Encoder + MaskLM head + NSP head, sharing the same backbone. Pretrain end-to-end on (masked tokens, NSP label) tuples; fine-tune downstream by replacing the heads:

class BERTModel(keras.Model):
    """The BERT model."""
    def __init__(self, vocab_size, num_hiddens, ffn_num_hiddens,
                 num_heads, num_blks, dropout, max_len=1000):
        super(BERTModel, self).__init__()
        self.encoder = BERTEncoder(vocab_size, num_hiddens, ffn_num_hiddens,
                                   num_heads, num_blks, dropout,
                                   max_len=max_len)
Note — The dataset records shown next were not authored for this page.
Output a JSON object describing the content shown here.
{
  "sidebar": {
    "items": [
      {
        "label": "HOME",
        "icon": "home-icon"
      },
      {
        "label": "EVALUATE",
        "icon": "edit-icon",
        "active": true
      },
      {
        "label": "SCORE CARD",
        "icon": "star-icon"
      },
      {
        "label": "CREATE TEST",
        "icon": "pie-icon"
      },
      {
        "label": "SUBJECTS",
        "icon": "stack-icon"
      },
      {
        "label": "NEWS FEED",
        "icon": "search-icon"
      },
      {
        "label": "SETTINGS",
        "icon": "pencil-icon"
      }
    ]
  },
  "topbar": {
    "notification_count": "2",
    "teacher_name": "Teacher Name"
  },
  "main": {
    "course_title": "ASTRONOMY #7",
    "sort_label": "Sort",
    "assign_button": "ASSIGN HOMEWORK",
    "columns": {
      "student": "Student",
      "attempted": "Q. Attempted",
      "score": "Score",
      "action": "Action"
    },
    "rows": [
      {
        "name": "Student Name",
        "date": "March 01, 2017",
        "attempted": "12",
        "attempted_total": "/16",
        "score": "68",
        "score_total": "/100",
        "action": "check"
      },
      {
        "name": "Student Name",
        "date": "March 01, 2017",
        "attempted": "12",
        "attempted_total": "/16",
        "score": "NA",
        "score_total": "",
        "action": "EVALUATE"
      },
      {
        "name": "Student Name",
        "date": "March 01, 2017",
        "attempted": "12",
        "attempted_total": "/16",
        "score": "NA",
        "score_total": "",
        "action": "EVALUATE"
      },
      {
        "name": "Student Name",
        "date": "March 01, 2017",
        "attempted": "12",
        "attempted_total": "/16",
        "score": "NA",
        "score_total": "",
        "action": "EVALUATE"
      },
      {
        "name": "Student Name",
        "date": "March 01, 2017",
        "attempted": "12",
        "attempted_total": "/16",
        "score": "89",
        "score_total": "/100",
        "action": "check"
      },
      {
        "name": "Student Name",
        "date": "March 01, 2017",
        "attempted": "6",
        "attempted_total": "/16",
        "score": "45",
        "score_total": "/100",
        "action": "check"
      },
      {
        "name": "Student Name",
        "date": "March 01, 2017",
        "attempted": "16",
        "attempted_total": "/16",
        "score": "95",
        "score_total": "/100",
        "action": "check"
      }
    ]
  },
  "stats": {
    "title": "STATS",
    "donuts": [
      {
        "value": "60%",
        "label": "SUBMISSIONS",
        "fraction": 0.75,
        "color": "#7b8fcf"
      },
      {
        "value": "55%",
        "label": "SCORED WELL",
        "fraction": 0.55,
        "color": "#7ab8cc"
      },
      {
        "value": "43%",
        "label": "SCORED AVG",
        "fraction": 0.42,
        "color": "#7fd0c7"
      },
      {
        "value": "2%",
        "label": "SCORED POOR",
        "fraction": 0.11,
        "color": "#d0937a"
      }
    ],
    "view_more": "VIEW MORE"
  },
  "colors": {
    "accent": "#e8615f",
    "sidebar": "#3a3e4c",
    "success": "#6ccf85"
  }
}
        self.hidden = keras.layers.Dense(num_hiddens, activation='tanh')
        self.mlm = MaskLM(vocab_size, num_hiddens)
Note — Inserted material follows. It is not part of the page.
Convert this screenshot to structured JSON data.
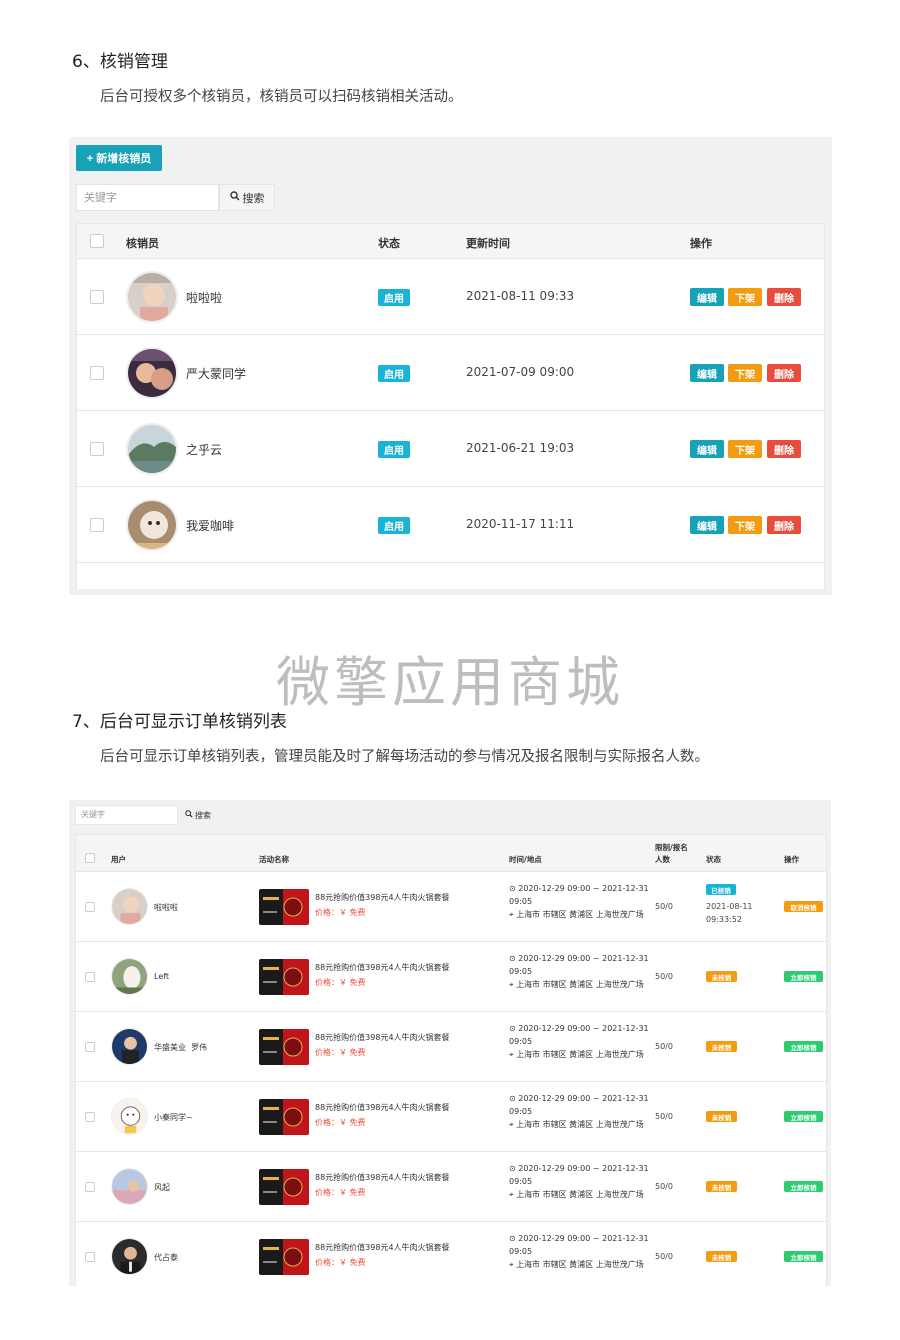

        self.nsp = NextSentencePred()

    def call(self, tokens, segments, valid_lens=None, pred_positions=None,
             training=False, **kwargs):
        encoded_X = self.encoder(tokens, segments, valid_lens,
                                 training=training)
        if pred_positions is not None:
            mlm_Y_hat = self.mlm(encoded_X, pred_positions)
        else:
            mlm_Y_hat = None
        # The hidden layer of the MLP classifier for next sentence prediction.
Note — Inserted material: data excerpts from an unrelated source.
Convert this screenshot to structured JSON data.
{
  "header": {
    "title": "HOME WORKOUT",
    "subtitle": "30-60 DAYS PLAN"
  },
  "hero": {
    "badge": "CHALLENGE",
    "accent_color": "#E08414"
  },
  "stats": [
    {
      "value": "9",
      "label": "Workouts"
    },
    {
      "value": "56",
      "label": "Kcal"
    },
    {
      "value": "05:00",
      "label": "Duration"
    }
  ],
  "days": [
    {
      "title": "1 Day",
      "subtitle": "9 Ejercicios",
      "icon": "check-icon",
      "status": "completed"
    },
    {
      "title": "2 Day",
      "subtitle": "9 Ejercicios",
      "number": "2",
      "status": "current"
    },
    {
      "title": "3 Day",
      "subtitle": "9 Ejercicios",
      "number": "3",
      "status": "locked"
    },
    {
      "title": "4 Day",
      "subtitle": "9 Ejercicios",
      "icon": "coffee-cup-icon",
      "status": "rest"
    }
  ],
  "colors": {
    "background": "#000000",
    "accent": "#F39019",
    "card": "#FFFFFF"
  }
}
        # 0 is the index of the '<cls>' token
        nsp_Y_hat = self.nsp(self.hidden(encoded_X[:, 0, :]))
        return encoded_X, mlm_Y_hat, nsp_Y_hat

Recap

  • BERT = bidirectional Transformer encoder, pretrained with masked LM + next-sentence prediction.
  • Three additive embeddings (token, segment, position) — the “BERT input” recipe.
  • Pretrain once on a huge corpus, fine-tune the head on any classification / tagging / QA task.
  • Successors: RoBERTa (drop NSP, more data), ELECTRA (replaced-token detection), DeBERTa (disentangled attention). All variations on the same template.